Aceitamos o treinamento com crianças e adolescentes como um passo dentro do processo de treinamento e não com o objetivo de atingir altos rendimentos imediatos: é treinamento de formação; preparação para o alto nível. Não é o alto nível!

Princípios de Martin

Segundo Martin, três estruturas diferenciam o treinamento com crianças e adolescentes do treinamento de alto nível:

  • Há outros objetivos, os quais serão atingidos em outras fases;
  • Deve-se adaptar o treinamento às características do desenvolvimento e crescimento da criança;
  • O alto nível de rendimento só é possível se o trabalho realizado na base foi correto.

Obs.: As técnicas e os fundamentos erroneamente aprendidos — por falta de trabalho ou por forçar seu domínio cedo, em idades precoces — costumam reaparecer nos momentos de estresse, o que aguça ainda mais o desequilíbrio psicofísico-técnico-tático e, consequentemente, o rendimento.

A Realidade na Prática

Lamentavelmente, o treinamento é conduzido de forma diferente: o resultado na competição é o objetivo, e não um meio pedagógico para obter parâmetros de superação individual. Os professores são colocados sob "pressão do êxito" dos atletas. O elitismo dos pais — a ânsia por ver seu filho campeão — muitas vezes confunde a soma de treinamento errado com "talento". As instituições utilizam o êxito esportivo como parte de sua propaganda, manipulando estatísticas.

Particularidades do Crescimento

Crianças e adolescentes crescem por saltos, assim como os segmentos esqueléticos: 1º os pés e mãos; 2º as pernas e antebraços; 3º as coxas e braços. O salto pubertário traz problemas para o treinamento em grupo, pois a idade cronológica pode divergir da biológica (ex: alunos e atletas precoces com vantagens temporárias).

1 – Crescimento e Metabolismo

O metabolismo é 20% a 30% mais elevado nas crianças do que nos adultos (devido ao maior número de mitocôndrias e metabolismo oxidativo). As necessidades de vitaminas, minerais e alimentos (como albumina) são maiores.

2 – Crescimento e Aparelho Motor Passivo

Estão nitidamente mais expostos ao risco de lesões por estímulos de treinamentos antifisiológicos.

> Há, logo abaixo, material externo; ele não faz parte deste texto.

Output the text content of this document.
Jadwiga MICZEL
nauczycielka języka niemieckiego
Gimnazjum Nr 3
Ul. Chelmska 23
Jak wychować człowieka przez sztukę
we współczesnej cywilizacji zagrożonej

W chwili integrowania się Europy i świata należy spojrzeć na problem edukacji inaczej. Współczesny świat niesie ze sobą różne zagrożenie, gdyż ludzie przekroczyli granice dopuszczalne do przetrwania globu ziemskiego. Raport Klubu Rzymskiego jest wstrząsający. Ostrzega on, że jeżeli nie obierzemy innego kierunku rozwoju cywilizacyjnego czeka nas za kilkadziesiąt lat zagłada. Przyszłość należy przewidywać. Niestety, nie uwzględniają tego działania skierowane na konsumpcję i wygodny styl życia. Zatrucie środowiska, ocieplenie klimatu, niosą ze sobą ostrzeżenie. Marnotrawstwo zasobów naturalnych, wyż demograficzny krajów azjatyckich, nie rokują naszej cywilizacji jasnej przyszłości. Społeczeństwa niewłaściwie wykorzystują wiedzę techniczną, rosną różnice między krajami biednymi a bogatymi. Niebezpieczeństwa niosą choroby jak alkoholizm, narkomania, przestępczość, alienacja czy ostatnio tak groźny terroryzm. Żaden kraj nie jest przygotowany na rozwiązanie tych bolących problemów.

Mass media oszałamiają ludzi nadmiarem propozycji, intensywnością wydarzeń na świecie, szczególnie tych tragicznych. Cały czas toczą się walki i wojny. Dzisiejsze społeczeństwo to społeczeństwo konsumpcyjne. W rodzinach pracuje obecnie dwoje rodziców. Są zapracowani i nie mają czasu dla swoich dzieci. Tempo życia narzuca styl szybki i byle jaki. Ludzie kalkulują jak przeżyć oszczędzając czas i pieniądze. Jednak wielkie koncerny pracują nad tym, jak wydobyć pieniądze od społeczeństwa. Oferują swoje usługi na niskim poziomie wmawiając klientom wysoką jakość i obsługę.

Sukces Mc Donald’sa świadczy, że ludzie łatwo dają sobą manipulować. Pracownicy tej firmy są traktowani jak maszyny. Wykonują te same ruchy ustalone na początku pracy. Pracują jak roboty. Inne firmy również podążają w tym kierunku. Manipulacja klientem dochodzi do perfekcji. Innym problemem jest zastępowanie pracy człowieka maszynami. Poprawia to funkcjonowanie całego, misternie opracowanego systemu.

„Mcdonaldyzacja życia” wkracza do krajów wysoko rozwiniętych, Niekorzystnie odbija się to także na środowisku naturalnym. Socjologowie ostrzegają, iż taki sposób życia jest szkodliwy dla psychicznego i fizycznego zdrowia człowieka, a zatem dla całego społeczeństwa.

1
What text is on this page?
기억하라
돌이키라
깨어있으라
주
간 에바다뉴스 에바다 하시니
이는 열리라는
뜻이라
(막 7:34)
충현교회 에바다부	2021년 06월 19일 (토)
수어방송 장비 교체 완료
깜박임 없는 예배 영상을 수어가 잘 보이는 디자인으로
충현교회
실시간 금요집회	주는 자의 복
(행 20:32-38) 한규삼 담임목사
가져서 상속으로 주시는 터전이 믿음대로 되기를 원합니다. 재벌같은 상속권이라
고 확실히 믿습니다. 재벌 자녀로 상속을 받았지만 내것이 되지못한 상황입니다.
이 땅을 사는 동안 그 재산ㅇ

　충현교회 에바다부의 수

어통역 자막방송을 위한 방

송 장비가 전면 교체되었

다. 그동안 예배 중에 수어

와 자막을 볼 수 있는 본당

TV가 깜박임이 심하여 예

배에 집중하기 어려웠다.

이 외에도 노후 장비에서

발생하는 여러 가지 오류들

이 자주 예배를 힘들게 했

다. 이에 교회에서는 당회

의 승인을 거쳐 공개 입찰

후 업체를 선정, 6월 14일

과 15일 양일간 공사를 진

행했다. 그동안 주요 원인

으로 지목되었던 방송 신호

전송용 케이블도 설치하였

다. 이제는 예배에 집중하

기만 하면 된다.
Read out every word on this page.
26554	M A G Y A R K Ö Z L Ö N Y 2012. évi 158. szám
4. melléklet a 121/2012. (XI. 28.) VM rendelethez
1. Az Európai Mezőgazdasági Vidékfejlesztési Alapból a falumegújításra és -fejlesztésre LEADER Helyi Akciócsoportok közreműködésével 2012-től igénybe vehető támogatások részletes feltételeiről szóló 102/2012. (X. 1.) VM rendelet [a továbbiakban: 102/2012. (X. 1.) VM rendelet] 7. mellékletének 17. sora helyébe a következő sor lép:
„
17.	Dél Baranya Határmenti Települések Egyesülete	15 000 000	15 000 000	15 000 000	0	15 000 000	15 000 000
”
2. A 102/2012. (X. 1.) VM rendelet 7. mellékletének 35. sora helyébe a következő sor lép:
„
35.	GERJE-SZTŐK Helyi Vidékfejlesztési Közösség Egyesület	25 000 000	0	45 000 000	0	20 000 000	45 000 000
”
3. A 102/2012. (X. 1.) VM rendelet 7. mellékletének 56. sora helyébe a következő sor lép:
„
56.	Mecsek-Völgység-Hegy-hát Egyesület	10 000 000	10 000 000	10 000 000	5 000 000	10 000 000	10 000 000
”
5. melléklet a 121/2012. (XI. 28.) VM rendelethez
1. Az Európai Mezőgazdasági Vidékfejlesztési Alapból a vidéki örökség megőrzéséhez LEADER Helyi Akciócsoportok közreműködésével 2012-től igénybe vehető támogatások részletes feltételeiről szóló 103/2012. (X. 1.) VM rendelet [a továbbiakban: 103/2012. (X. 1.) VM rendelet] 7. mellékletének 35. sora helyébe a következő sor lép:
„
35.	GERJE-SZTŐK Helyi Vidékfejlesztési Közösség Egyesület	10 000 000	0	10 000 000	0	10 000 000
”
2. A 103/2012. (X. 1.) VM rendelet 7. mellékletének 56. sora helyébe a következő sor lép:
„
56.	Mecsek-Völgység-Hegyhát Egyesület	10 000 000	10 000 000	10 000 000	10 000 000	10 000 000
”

Para um treinamento de força, são necessários: tempos de recuperação suficientes e ausência de alternâncias bruscas de cargas. A carga do próprio corpo basta. Deve-se trabalhar exercícios de força através de execuções dinâmicas, ao invés de cargas estáticas que deterioram a irrigação. Nada de cargas estereotipadas.

3 – Crescimento e Aparelho Motor Ativo

Até o início da puberdade, meninos e meninas se diferenciam muito pouco em força muscular devido à baixa taxa de testosterona. Por isso, não é recomendável o treinamento de força pesada antes da puberdade. OBS.: Evitar trabalhos anaeróbicos, pois a capacidade maior encontra-se nos processos oxidativos.

Contexto do Handebol

O handebol, assim como o basquete e o futsal, caracteriza-se como uma modalidade intermitente, na qual existe a alternância de períodos de alta e de baixa intensidade. Essa alternância, aliada à estratégia, à movimentação e ao estilo do atleta, influencia diretamente na demanda energética do indivíduo durante uma partida.